Regard sur l’axe Rio de Janeiro/Recife

Christine Sauvageau, de Montréal, visitera des amis à Recife, au Brésil, l’été prochain. Elle dispose d’un peu plus de deux semaines et voudrait des suggestions d’itinéraires ou d’endroits à visiter. Elle me demande aussi s’il est plus simple d’arriver à Sao Paulo ou à Rio et quels moyens de transport utiliser localement.

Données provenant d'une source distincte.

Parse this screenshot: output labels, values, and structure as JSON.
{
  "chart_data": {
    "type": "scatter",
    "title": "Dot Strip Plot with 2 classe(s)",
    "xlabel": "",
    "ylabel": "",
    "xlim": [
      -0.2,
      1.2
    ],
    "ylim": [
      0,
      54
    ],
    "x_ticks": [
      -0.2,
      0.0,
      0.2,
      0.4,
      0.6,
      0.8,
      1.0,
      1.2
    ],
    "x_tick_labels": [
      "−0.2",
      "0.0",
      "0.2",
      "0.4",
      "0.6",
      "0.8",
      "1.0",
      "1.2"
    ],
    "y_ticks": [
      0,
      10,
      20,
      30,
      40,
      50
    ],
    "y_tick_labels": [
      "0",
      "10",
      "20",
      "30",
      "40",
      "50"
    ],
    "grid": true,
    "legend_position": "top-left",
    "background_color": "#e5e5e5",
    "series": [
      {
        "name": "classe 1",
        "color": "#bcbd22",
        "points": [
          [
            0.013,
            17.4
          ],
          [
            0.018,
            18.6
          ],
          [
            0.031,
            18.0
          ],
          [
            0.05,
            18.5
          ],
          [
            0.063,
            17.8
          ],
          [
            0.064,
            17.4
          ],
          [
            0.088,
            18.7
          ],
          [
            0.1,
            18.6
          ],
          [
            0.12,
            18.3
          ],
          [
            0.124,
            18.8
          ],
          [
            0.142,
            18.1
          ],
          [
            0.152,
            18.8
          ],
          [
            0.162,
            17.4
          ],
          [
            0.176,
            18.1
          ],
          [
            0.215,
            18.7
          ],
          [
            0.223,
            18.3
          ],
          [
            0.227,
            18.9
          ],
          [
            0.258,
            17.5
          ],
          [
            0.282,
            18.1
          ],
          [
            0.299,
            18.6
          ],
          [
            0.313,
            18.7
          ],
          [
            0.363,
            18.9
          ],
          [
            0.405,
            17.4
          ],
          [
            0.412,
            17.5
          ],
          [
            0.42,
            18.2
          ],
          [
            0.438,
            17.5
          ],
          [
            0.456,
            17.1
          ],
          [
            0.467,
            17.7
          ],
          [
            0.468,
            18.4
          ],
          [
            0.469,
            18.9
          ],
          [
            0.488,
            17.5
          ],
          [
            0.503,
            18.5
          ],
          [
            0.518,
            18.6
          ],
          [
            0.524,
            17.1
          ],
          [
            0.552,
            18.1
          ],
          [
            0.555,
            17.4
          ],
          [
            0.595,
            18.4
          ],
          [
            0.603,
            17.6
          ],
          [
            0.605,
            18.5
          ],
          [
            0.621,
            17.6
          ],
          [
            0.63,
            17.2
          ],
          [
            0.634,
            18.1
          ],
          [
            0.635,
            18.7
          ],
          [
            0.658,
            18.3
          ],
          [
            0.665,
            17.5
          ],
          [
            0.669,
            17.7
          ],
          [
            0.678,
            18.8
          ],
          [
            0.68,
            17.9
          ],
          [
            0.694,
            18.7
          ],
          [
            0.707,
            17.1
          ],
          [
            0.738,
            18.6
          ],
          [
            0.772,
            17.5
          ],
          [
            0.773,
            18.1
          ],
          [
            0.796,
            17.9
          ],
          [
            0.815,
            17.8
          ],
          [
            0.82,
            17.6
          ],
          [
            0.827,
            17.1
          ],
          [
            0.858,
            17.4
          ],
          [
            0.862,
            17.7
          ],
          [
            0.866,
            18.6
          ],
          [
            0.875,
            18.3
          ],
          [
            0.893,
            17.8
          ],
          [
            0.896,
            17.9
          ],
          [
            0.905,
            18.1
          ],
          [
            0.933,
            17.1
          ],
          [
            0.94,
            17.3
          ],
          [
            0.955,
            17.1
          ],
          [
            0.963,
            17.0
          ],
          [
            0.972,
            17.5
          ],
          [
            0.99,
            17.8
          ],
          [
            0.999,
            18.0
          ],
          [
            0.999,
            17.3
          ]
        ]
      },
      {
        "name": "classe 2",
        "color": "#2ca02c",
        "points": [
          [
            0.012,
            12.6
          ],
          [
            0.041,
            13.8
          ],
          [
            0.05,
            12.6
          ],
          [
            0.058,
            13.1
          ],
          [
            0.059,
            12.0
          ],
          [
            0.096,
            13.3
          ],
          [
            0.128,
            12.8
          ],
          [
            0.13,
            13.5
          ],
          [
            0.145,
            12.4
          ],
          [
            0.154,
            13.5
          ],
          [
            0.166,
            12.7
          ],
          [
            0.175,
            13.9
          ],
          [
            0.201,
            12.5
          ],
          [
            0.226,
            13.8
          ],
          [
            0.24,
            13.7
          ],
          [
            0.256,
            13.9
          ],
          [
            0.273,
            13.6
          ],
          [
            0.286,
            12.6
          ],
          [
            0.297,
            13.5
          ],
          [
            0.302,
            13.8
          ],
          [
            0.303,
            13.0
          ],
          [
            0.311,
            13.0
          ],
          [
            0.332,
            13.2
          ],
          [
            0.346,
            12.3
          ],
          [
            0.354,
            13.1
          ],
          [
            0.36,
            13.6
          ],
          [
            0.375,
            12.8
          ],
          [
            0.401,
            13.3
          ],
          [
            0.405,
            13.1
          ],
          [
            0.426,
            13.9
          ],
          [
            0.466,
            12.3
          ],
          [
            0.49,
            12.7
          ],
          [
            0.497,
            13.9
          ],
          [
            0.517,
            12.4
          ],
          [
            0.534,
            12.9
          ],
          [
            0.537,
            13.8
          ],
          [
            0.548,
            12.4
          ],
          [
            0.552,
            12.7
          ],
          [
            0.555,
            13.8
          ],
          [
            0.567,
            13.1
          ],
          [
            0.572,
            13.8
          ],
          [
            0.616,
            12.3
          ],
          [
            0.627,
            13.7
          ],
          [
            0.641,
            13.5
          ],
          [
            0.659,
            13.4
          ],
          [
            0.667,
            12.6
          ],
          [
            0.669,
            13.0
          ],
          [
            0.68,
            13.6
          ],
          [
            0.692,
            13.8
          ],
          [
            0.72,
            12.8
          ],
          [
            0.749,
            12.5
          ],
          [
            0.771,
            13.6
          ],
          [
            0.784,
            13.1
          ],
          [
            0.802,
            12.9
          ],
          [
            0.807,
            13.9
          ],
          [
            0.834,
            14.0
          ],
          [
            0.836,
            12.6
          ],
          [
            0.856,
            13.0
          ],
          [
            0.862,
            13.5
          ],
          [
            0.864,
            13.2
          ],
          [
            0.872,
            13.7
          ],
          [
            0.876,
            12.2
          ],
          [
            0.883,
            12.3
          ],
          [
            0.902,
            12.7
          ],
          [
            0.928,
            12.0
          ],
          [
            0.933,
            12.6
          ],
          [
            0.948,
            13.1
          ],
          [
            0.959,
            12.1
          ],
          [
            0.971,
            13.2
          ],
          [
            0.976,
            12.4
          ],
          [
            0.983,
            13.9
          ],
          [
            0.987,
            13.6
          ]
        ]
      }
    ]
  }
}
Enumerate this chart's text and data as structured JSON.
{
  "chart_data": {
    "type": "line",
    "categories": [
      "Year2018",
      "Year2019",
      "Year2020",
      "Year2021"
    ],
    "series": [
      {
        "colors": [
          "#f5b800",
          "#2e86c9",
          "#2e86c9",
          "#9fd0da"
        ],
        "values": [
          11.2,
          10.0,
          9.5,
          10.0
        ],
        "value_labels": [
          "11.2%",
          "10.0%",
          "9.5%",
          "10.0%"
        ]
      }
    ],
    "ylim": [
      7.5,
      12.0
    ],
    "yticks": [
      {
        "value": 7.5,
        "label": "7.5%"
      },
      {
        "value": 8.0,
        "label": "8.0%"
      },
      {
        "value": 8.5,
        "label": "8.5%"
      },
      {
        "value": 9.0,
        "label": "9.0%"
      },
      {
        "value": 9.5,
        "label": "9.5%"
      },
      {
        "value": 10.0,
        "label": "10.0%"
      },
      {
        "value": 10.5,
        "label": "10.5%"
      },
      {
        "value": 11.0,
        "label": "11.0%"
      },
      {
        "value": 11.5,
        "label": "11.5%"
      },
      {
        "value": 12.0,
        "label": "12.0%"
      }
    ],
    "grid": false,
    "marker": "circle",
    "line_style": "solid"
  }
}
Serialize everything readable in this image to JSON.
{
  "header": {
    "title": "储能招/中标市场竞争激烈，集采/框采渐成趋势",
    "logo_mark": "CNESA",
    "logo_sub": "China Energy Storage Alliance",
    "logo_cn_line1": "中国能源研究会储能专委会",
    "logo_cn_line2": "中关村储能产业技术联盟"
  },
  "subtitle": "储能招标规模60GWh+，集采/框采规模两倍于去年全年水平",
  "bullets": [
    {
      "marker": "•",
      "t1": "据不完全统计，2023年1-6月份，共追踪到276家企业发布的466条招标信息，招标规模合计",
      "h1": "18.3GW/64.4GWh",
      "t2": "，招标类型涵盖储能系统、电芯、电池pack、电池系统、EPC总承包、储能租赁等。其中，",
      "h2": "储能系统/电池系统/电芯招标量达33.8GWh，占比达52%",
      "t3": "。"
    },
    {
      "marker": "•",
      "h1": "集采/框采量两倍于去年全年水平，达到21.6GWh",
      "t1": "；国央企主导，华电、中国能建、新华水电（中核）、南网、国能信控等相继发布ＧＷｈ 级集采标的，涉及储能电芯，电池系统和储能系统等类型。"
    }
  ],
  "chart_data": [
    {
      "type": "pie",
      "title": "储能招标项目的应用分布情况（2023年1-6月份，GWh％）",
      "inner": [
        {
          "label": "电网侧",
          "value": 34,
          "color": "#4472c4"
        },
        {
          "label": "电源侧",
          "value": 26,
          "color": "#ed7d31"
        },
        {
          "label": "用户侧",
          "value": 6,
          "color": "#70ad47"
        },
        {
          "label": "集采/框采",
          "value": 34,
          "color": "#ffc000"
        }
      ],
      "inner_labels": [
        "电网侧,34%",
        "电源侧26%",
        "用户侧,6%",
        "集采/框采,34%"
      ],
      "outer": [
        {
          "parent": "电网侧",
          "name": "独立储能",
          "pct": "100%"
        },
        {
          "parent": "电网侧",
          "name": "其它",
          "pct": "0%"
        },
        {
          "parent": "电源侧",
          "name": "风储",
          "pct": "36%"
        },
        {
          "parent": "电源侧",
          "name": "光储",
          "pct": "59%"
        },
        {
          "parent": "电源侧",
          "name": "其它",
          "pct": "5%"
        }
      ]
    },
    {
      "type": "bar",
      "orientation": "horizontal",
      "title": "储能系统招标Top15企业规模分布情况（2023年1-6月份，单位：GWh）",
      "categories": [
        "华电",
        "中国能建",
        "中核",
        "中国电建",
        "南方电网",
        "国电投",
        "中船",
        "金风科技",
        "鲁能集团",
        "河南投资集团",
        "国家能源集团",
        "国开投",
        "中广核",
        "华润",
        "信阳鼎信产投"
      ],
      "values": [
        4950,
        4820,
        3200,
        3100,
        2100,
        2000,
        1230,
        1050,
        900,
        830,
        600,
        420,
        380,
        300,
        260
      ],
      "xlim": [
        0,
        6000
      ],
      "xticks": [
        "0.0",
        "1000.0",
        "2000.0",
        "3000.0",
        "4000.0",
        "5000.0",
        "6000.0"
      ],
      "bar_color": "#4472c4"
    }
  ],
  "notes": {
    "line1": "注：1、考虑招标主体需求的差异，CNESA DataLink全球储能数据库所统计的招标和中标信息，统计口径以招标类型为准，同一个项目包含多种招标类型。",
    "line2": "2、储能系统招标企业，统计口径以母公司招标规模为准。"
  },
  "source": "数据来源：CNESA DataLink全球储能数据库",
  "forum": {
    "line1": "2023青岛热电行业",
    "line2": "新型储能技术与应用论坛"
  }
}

Comme le Brésil est un pays immense, je conseillerai de se limiter à l’axe Recife/Rio de Janeiro, qui offre amplement de quoi meubler un programme de deux semaines. Juste à côté de Recife, Olinda est une des plus belles villes coloniales du pays. En longeant la route 101, qui ourle la côte, plusieurs localités méritent un arrêt, notamment Maceio, dans l’État d’Alagoas, la petite ville coloniale de Penedo, Aracaju et la fabuleuse Salvador de Bahia, d’où il faudra quitter la côte en direction de Belo Horizonte.

Entre cette métropole et Rio de Janeiro, les villes coloniales de l’État du Minas Gerais, sont des joyaux du baroque brésilien. La plus connue est Ouro Preto, mais ses voisines, Mariana, Congonhas de Camp, Tiradentes et Sao Jao del Rei, abritent également un patrimoine architectural exceptionnel.

Les stations balnéaires dotées de plages superbes abondent entre Recife et Salvador. Je mentionnerai, notamment, Porto de Galinhas, Praia dos Carneiros, près de Tamandaré, Praia do Gunga et Arrairal d’Ajuda. Comme la distance de Rio à Recife est énorme (2700 kms), il vaudrait mieux prendre un vol intérieur à l’aller et redescendra en bus en s’arrêtant pour visiter les endroits mentionnés. L’autobus est très économique, le réseau est très dense et les véhicules très confortables.